In a phase III trial (MPD-RC 112) reported in the journal Blood, John Mascarenhas, MD, and colleagues found no difference in 12-month complete response rates between treatment with pegylated interferon-alfa vs hydroxyurea in previously untreated patients with high-risk polycythemia vera or essential thrombocythemia.
John Mascarenhas, MD
Study Details
In the trial, 168 patients (87 with polycythemia vera and 81 with essential thrombocytopenia) from sites in North America and Europe were randomly assigned between September 2011 and June 2016 to receive hydroxyurea (n = 86; 44 with polycythemia vera and 42 with essential thrombocytopenia) or pegylated interferon-alfa (n = 82; 43 with polycythemia vera and 39 with essential thrombocythemia). Pegylated interferon-alfa was self-administered via subcutaneous injection at 45 µg weekly and titrated in 45 µg increments monthly to a maximum of 180 µg weekly; hydroxyurea was initiated at 500 mg twice daily. The JAK2 V617F driver mutation was present in 91% of patients. The primary endpoint was complete response rate at 12 months on blinded central review committee assessment.
Complete Response Rates
At 12 months, complete response was achieved in 37% of patients in the hydroxyurea group vs 35% of the pegylated interferon-alfa group (P = .80), including complete response in 30% vs 28% of patients with polycythemia vera and 45% vs 44% of patients with essential thrombocythemia. The overall response rate at 12 months was 70% in the hydroxyurea group vs 78% in the pegylated interferon-alfa group (P = .22). Complete response rates were 20% vs 29% at 24 months and 17% vs 33% at 36 months.

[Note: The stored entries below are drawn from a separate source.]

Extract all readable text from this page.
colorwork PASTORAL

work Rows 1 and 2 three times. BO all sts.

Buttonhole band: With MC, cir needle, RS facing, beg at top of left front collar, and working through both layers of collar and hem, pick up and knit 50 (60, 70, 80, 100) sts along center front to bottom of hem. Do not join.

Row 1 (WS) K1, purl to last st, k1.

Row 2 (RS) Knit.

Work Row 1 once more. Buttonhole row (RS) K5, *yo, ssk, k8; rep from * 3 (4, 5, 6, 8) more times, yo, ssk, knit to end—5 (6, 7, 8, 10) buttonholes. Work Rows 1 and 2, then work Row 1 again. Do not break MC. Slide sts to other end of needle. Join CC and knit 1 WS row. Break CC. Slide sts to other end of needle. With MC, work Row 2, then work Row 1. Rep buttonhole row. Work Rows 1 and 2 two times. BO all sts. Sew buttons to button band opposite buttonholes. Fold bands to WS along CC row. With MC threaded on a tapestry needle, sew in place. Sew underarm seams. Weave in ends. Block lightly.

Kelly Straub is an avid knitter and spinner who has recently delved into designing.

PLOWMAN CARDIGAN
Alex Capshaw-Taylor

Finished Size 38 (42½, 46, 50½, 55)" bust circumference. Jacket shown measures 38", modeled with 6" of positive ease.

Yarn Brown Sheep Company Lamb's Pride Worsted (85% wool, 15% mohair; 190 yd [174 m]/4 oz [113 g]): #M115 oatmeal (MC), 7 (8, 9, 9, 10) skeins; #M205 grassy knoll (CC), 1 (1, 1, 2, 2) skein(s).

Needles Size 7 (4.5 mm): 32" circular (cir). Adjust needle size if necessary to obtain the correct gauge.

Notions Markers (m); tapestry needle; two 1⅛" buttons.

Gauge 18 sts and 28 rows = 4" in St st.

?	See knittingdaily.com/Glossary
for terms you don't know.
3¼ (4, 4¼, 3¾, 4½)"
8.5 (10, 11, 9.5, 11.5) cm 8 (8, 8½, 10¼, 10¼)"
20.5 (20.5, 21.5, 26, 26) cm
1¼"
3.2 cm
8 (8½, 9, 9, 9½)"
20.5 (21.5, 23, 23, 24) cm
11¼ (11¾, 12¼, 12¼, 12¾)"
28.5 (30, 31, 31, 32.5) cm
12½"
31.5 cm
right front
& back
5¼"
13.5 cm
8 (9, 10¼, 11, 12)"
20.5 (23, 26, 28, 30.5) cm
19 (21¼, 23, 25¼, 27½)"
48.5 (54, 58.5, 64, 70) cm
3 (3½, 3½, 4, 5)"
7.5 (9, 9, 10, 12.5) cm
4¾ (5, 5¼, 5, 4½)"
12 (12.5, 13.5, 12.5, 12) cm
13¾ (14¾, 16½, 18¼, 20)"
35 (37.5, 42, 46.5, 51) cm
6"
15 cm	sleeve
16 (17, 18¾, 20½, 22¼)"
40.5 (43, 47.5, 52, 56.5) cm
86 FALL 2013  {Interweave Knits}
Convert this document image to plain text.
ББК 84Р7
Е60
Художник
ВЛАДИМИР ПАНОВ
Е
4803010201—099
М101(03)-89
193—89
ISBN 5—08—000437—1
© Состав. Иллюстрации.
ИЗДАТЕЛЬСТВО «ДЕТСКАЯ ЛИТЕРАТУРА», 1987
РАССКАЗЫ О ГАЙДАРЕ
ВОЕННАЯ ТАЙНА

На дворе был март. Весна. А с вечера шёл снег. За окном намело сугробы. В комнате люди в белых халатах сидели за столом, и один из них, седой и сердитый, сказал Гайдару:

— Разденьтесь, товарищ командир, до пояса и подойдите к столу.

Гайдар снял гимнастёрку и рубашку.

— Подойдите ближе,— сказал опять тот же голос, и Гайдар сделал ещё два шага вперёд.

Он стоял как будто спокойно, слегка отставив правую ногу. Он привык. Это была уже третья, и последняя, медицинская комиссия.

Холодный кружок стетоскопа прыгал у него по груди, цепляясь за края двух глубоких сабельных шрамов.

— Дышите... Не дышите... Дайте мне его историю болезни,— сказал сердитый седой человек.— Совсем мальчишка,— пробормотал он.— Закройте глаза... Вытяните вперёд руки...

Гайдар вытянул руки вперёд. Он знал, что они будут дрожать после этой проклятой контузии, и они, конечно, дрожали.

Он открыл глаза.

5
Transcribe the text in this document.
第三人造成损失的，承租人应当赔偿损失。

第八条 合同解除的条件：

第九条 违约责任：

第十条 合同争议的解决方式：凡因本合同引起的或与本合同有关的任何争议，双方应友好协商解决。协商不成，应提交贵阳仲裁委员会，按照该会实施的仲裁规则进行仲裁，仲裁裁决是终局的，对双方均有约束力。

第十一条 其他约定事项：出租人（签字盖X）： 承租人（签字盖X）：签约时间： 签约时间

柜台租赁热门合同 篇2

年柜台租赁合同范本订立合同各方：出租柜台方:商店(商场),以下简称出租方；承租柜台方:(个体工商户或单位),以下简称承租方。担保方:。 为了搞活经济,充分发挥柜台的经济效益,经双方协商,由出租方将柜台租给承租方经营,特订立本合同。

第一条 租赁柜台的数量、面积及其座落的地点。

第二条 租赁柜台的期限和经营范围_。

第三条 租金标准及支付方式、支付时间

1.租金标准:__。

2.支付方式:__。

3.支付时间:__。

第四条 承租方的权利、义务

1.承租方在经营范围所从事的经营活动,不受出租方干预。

The median greatest change from baseline in JAK2 V617F variant allele frequency (VAF) was –5.3% in the hydroxyurea group vs –10.7% in the pegylated interferon-alfa group. Median JAK2 V617F VAF decreased consistently from baseline through month 24 in the pegylated interferon-alfa group, but increased in the hydroxyurea group after month 12, with a significantly greater reduction with pegylated interferon-alfa at 24 months (P = .002).
Among 109 evaluable patients (with pre- and posttreatment biopsy), histopathologic response was observed in 12 (23%) of 52 in the hydroxyurea group vs 3 (5%) of 57 in the pegylated interferon-alfa group (P = .01).
A total of five complication-free survival events were observed, including three in the hydroxyurea group and two in the pegylated interferon-alfa group. The cumulative incidence of thrombotic events at 24 months was 2.0% in each group.
KEY POINTS
- No difference in complete response rates at 12 months were observed between those treated with hydroxyurea vs pegylated interferon-alfa.
- The cumulative incidence of thrombotic events was 2% in each group.
Adverse Events
Grade ≥ 3 adverse events occurred in 28% of patients in the hydroxyurea group vs 46% of the pegylated interferon-alfa group (P = .01); the most common were neutropenia, peripheral sensory neuropathy, and urinary tract infection (4% each) in the hydroxyurea group, and fatigue and hypertension (7% each) in the pegylated interferon-alfa group. Adverse events of any grade that were more common in the hydroxyurea group included mucositis and anorexia; those more common in the pegylated interferon-alfa group included leukopenia, flu-like symptoms, injection site reactions, aspartate transaminase elevation, depression (grade 1–2 in 15% vs 3%, no grade ≥ 3), hypertension, fatigue, and lymphopenia.
The authors concluded, “At 12 months of treatment, there was no significant difference in complete response rates between hydroxyurea and pegylated [interferon-alfa]. This study indicates that pegylated [interferon-alfa] and hydroxyurea are both effective treatments for polycythemia vera and essential thrombocythemia. With longer treatment, pegylated [interferon-alfa] was more effective in normalizing blood counts and reducing driver mutation burden, while hydroxyurea produced more histopathologic responses. Despite these differences, both agents did not differ in limiting thrombotic events and disease progression in [patients with] high-risk essential thrombocythemia/polycythemia vera.”
Dr. Mascarenhas, of the Tisch Cancer Institute, Icahn School of Medicine at Mount Sinai, is the corresponding author for the Blood article.
Disclosure: The study was funded by the National Cancer Institute and by Roche Genentech. For full disclosures of the study authors, visit ashpublications.org/blood.